I voted down the ones that got a single "1." "Starving," struck me as a little silly, since you can go without food for a lot longer than ten days, so the narrator seems a little whiney. If you changed that to 'Going without water for ten days,' then I'd have to read the next line to find out if 1. The narrator was human, or 2. the narrator or her circumstances are special, or 3. You don't know anything about biology. *laugh* Michael's temper tantrum isn't interesting in and of itself... I'd want to know what inspired it in order to decide if I wanted to bother with another whiney teenager/child. "Dust motes" was prettily descriptive, but belongs in the middle of a scene-setting paragraph, not at the story's beginning. I don't want to read a story about dust motes. I want to read about people. Tell me about them first.
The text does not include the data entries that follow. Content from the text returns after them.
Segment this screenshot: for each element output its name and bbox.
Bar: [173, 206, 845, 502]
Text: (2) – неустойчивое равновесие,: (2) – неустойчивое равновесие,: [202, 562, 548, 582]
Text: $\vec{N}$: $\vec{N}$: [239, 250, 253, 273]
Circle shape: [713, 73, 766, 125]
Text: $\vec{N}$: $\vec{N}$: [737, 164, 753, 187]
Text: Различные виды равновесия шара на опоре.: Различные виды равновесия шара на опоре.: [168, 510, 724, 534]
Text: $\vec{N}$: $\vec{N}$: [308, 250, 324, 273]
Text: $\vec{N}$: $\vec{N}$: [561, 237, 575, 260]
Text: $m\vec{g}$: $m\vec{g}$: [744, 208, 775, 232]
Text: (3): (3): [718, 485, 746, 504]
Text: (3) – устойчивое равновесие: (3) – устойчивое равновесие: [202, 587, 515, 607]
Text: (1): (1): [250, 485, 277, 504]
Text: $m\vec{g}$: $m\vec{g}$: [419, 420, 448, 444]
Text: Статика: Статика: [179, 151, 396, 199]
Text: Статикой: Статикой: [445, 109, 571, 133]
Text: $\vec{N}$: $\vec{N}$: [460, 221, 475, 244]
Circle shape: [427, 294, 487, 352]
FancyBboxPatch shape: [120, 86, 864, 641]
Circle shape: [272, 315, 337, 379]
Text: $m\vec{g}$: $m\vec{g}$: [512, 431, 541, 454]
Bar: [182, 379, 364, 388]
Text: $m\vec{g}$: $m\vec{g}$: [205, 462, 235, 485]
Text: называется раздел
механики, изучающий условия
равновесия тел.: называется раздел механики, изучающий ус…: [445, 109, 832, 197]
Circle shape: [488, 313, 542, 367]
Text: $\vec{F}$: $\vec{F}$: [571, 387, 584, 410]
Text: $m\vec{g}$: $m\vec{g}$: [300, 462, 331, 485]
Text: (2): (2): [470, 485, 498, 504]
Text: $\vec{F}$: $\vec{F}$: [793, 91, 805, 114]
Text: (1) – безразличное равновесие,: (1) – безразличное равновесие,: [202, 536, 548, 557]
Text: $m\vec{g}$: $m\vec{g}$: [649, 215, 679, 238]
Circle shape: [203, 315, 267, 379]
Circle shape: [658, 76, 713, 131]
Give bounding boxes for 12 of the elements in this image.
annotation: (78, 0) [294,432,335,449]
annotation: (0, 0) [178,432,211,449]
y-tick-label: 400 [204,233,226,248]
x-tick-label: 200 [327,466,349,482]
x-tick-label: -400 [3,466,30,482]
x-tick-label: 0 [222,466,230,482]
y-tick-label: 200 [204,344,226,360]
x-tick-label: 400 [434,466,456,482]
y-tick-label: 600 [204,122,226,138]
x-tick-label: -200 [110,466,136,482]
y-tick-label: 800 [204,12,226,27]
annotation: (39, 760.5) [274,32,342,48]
"Self-respect" was just too pithy. It sounds too generation-y.

"World news..." I couldn't decide if the reason it should be interesting was that it was misspelled, and so of course couldn't be the reason why anyone did something right.

"Ground beneath her cheek" is a sleeper good opener. I didn't realize until much later that it had potential, probably because of the clause on its end, which softens the impact of the engaging part. I'd chop the sentence before the clause, and then work the clause into a new sentence, if it were me.

The god line and the bullet line have been done before, but they're so nicely phrased I'd be willing to see if the author had something new to tell me about them.

Date: 2003-10-15 07:02 am (UTC)
From: [identity profile] koogrr.livejournal.com
Um, was 1 the best and 10 the worst? I think my results are flipped. The sentence I liked the most I gave a 10 to.